Жерминаль (Перевод Н Немчиновой)
Шрифт:
– Эй ты, барыня!
– кричала жена Левака.
– Недаром ты про всех говоришь, что мы неаккуратные да грязнули. Знаем теперь, почему ты такая чистенькая, тебя вон какие начальники начищают!
– Да как она смеет про других говорить!
– подхватил Левак.
– Мерзавка этакая! Ты зачем сказала, что моя жена спит и со мной и с жильцом разом!.. Да, да, мне передали, что ты это сказала.
Но жена Пьерона успокоилась и, не обращая внимания на брань и грубые слова, весьма презрительно смотрела на оскорбителей, уверенная в том, что она самая красивая и богатая женщина во всем поселке.
– Что я сказала, то сказала, оставьте меня в покое. Мои дела вас не касаются, завистники несчастные. Ну да, вы на нас злобитесь за то, что мы деньги на сберегательную книжку
И тут Пьерон стал горячиться, защищать свою жену. Ссора приняла другой оборот. Пьерона назвали продажной шкурой, доносчиком, хозяйским псом; упрекали в том, что он, запершись в своем доме, угощается лакомствами, которыми начальство платит ему за предательство. Пьерон в ответ кричал, что Маэ хочет его со свету сжить и не раз подсовывал ему под дверь подметные письма с угрозами; а на одном листке были нарисованы две перекрещенные кости, череп и сверху - кинжал. Кончилось все это, разумеется, дракой между мужчинами - так всегда кончались начатые женщинами ссоры с тех пор, как голод доводил до исступления самых смирных людей. Маэ и Левак бросились с кулаками на Пьерона, пришлось их разнимать.

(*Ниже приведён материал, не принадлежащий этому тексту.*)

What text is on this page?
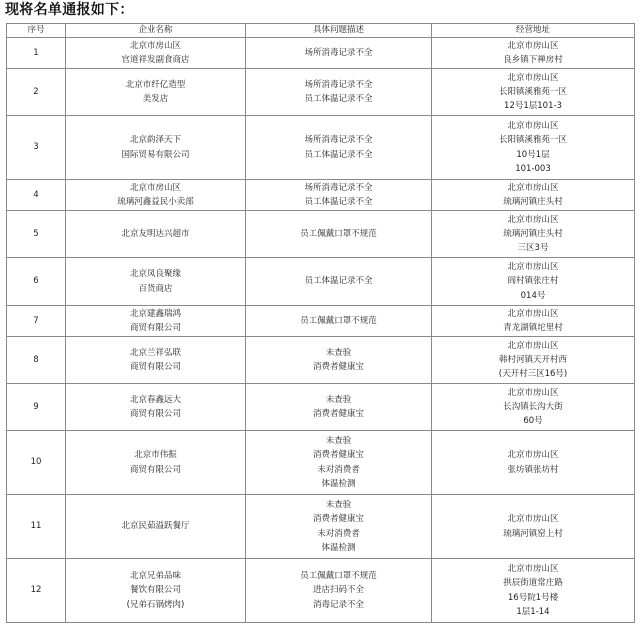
现将名单通报如下：
序号	企业名称	具体问题描述	经营地址
1	北京市房山区
官道祥发副食商店	场所消毒记录不全	北京市房山区
良乡镇下禅房村

2	北京市纤亿造型
美发店	场所消毒记录不全
员工体温记录不全	北京市房山区
长阳镇溪雅苑一区
12号1层101-3

3	北京韵泽天下
国际贸易有限公司	场所消毒记录不全
员工体温记录不全	北京市房山区
长阳镇溪雅苑一区
10号1层
101-003

4	北京市房山区
琉璃河鑫益民小卖部	场所消毒记录不全
员工体温记录不全	北京市房山区
琉璃河镇庄头村

5	北京友明达兴超市	员工佩戴口罩不规范	北京市房山区
琉璃河镇庄头村
三区3号

6	北京凤良聚缘
百货商店	员工体温记录不全	北京市房山区
阎村镇张庄村
014号

7	北京建鑫瑞鸿
商贸有限公司	员工佩戴口罩不规范	北京市房山区
青龙湖镇坨里村

8	北京兰祥弘联
商贸有限公司	未查验
消费者健康宝	北京市房山区
韩村河镇天开村西
(天开村三区16号)

9	北京春鑫远大
商贸有限公司	未查验
消费者健康宝	北京市房山区
长沟镇长沟大街
60号

10	北京市伟振
商贸有限公司	未查验
消费者健康宝
未对消费者
体温检测	北京市房山区
张坊镇张坊村

11	北京民茹溢跃餐厅	未查验
消费者健康宝
未对消费者
体温检测	北京市房山区
琉璃河镇窑上村

12	北京兄弟品味
餐饮有限公司
(兄弟石锅烤肉)	员工佩戴口罩不规范
进店扫码不全
消毒记录不全	北京市房山区
拱辰街道常庄路
16号院1号楼
1层1-14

Из разбитого носа Пьерона ручьем лилась кровь, а в это время с речки пришла старуха Горелая. Ей сообщили, что произошло, и, посмотрев на зятя, она только сказала:
– Боров проклятый! Позорит он меня!
Улица опять опустела, ни одного человека, ни единой тени на голой белизне снега; поселок опять впал в мертвую неподвижность; голод и холод уже грозили смертью.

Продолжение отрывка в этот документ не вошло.